Poly-Single-Atom Photocatalysts on UiO-66 Scaffolds for Superior CO2 Conversion under Visible Light

Conventional molecular photocatalysts, such as bipyridine-based complexes, offer high adaptability and selectivity for the CO₂ reduction reaction (CRR). However, due to their homogeneous phase operation, they face challenges such as rapid charge recombination, low performance, and recycling difficulties. Herein, we introduce an approach for knitting poly-single-atom photocatalysts (SAPCs) on metal–organic frameworks’ (MOFs) external surface via on-surface photopolymerization of bipyridine (bpy)-based ligands onto a UiO-66 framework. By using [2,2′-bipyridine]-4,4′-diyl diacrylate monomer (A₂bpy), our approach efficiently produces poly-bipyridine ligands (poly-[bpy]) as a brush shell around the MOF nanocrystal’s core.
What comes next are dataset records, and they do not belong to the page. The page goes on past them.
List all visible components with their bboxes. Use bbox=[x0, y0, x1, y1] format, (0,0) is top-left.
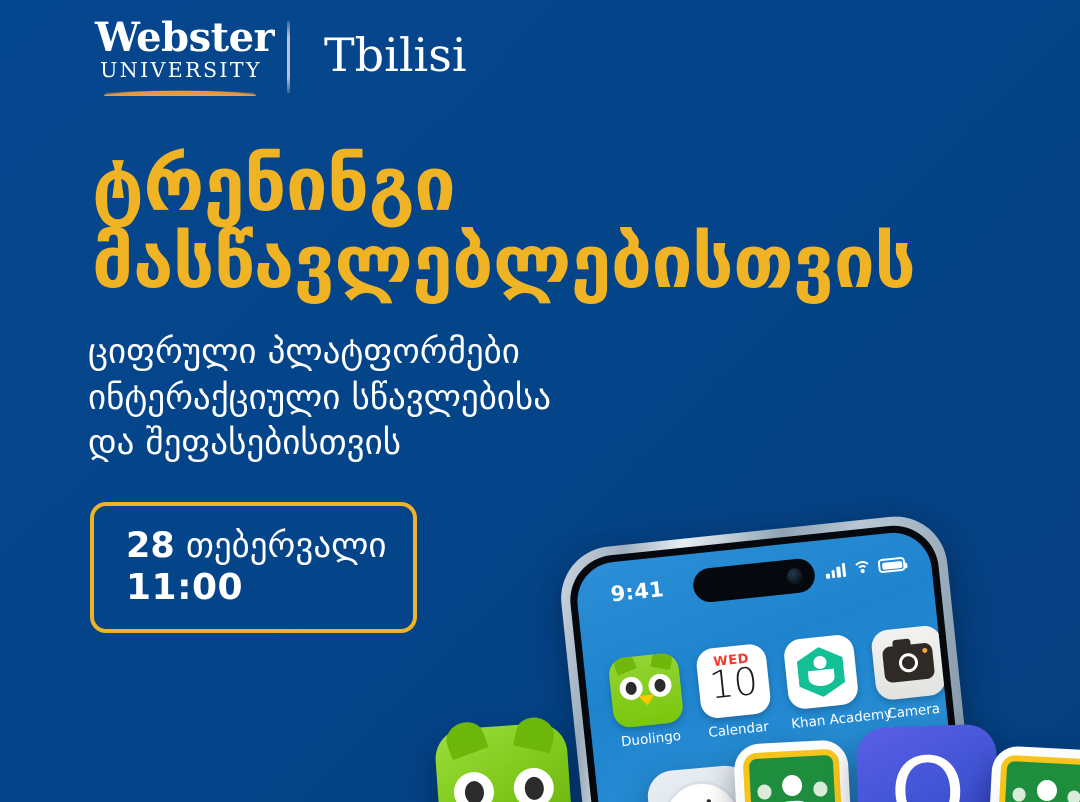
logo-divider bbox=[287, 21, 290, 93]
duolingo-owl-icon bbox=[607, 652, 684, 729]
app-khan-academy[interactable]: Khan Academy bbox=[783, 633, 862, 732]
front-camera-icon bbox=[786, 567, 804, 585]
calendar-icon: WED 10 bbox=[695, 643, 772, 720]
app-label: Camera bbox=[878, 701, 949, 723]
owl-beak bbox=[639, 694, 656, 706]
floating-google-classroom-icon-2 bbox=[987, 745, 1080, 802]
app-label: Khan Academy bbox=[791, 710, 862, 732]
floating-quizlet-icon: Q bbox=[856, 724, 1001, 802]
webster-university-logo: Webster UNIVERSITY bbox=[95, 18, 265, 97]
camera-flash bbox=[922, 648, 927, 653]
khan-head bbox=[813, 655, 827, 669]
classroom-inner-board bbox=[742, 749, 843, 802]
camera-lens bbox=[898, 652, 919, 673]
classroom-person-center-head bbox=[1036, 780, 1057, 802]
phone-mockup-scene: 9:41 bbox=[528, 530, 1080, 802]
app-duolingo[interactable]: Duolingo bbox=[607, 652, 686, 751]
owl-eye-right bbox=[512, 767, 555, 802]
owl-tuft-left bbox=[611, 652, 636, 676]
classroom-person-left-head bbox=[1012, 787, 1027, 802]
wifi-icon bbox=[852, 559, 872, 576]
app-camera[interactable]: Camera bbox=[870, 624, 949, 723]
page-subtitle: ციფრული პლატფორმები ინტერაქციული სწავლებ… bbox=[88, 330, 708, 467]
event-time: 11:00 bbox=[126, 567, 413, 608]
webster-university-subtext: UNIVERSITY bbox=[95, 60, 265, 81]
classroom-person-right-head bbox=[813, 782, 828, 798]
app-label: Duolingo bbox=[616, 728, 687, 750]
poster-canvas: Webster UNIVERSITY Tbilisi ტრენინგი მასწ… bbox=[0, 0, 1080, 802]
khan-academy-leaf-icon bbox=[783, 633, 860, 710]
quizlet-q-glyph: Q bbox=[888, 744, 967, 802]
khan-leaf bbox=[808, 669, 836, 688]
owl-eye-left bbox=[453, 771, 496, 802]
classroom-person-right-head bbox=[1067, 790, 1080, 802]
campus-name: Tbilisi bbox=[324, 32, 467, 78]
brand-lockup: Webster UNIVERSITY Tbilisi bbox=[95, 16, 467, 98]
owl-tuft-left bbox=[442, 717, 489, 760]
headline-line-1: ტრენინგი bbox=[92, 146, 992, 224]
event-date-badge: 28 თებერვალი 11:00 bbox=[90, 502, 417, 633]
webster-wordmark: Webster bbox=[95, 18, 265, 58]
classroom-person-left-head bbox=[757, 785, 772, 801]
battery-icon bbox=[878, 557, 906, 574]
subtitle-line-2: ინტერაქციული სწავლებისა bbox=[88, 376, 708, 422]
camera-body bbox=[882, 642, 935, 683]
event-day-number: 28 bbox=[126, 526, 175, 566]
classroom-inner-board bbox=[996, 755, 1080, 802]
owl-tuft-right bbox=[650, 652, 673, 670]
clock-face bbox=[660, 778, 745, 802]
calendar-day-number: 10 bbox=[697, 660, 771, 709]
webster-swoosh-icon bbox=[104, 85, 256, 96]
signal-bars-icon bbox=[825, 562, 846, 579]
floating-google-classroom-icon bbox=[733, 739, 853, 802]
khan-hexagon bbox=[796, 645, 847, 700]
floating-duolingo-owl-icon bbox=[434, 722, 575, 802]
headline-line-2: მასწავლებლებისთვის bbox=[92, 224, 992, 301]
owl-tuft-right bbox=[513, 714, 557, 753]
dynamic-island bbox=[692, 557, 817, 604]
event-date: 28 თებერვალი bbox=[126, 526, 413, 567]
app-label: Calendar bbox=[703, 719, 774, 741]
subtitle-line-1: ციფრული პლატფორმები bbox=[88, 330, 708, 376]
page-title: ტრენინგი მასწავლებლებისთვის bbox=[92, 146, 992, 302]
camera-icon bbox=[870, 624, 947, 701]
classroom-person-center-head bbox=[782, 774, 803, 796]
status-bar-time: 9:41 bbox=[609, 577, 665, 606]
status-bar-indicators bbox=[825, 556, 906, 579]
app-calendar[interactable]: WED 10 Calendar bbox=[695, 643, 774, 742]
event-month-name: თებერვალი bbox=[186, 526, 387, 566]
subtitle-line-3: და შეფასებისთვის bbox=[88, 421, 708, 467]
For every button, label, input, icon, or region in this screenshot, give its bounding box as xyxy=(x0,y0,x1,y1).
The poly-bipyridine brush is then postmetalated with Re(CO)₃Cl, to obtain a hybrid photocatalyst. The advanced structural analyses demonstrate high yields of both ligand photopolymerization and postfunctionalization (>45%) processes. Interestingly, the pores’ accessibility of the UiO-66 core is well preserved, facilitating reactants’ (e.g., H₂O/CO₂/HCO^3–) absorption and release. The hybrid heterogeneous photocatalysts displayed 8 times higher activity for the photocatalytic CRR under simulated sunlight, with respect to the homogeneous catalyst (Re(bpy)(CO)₃Cl), used as a benchmark and tested under the same experimental conditions. The better performance is attributed to several factors such as the UiO-66 pore affinity toward CO₂/carbonate adsorption, the active site’s accessibility, and the enhanced charge separation within the hybrid system.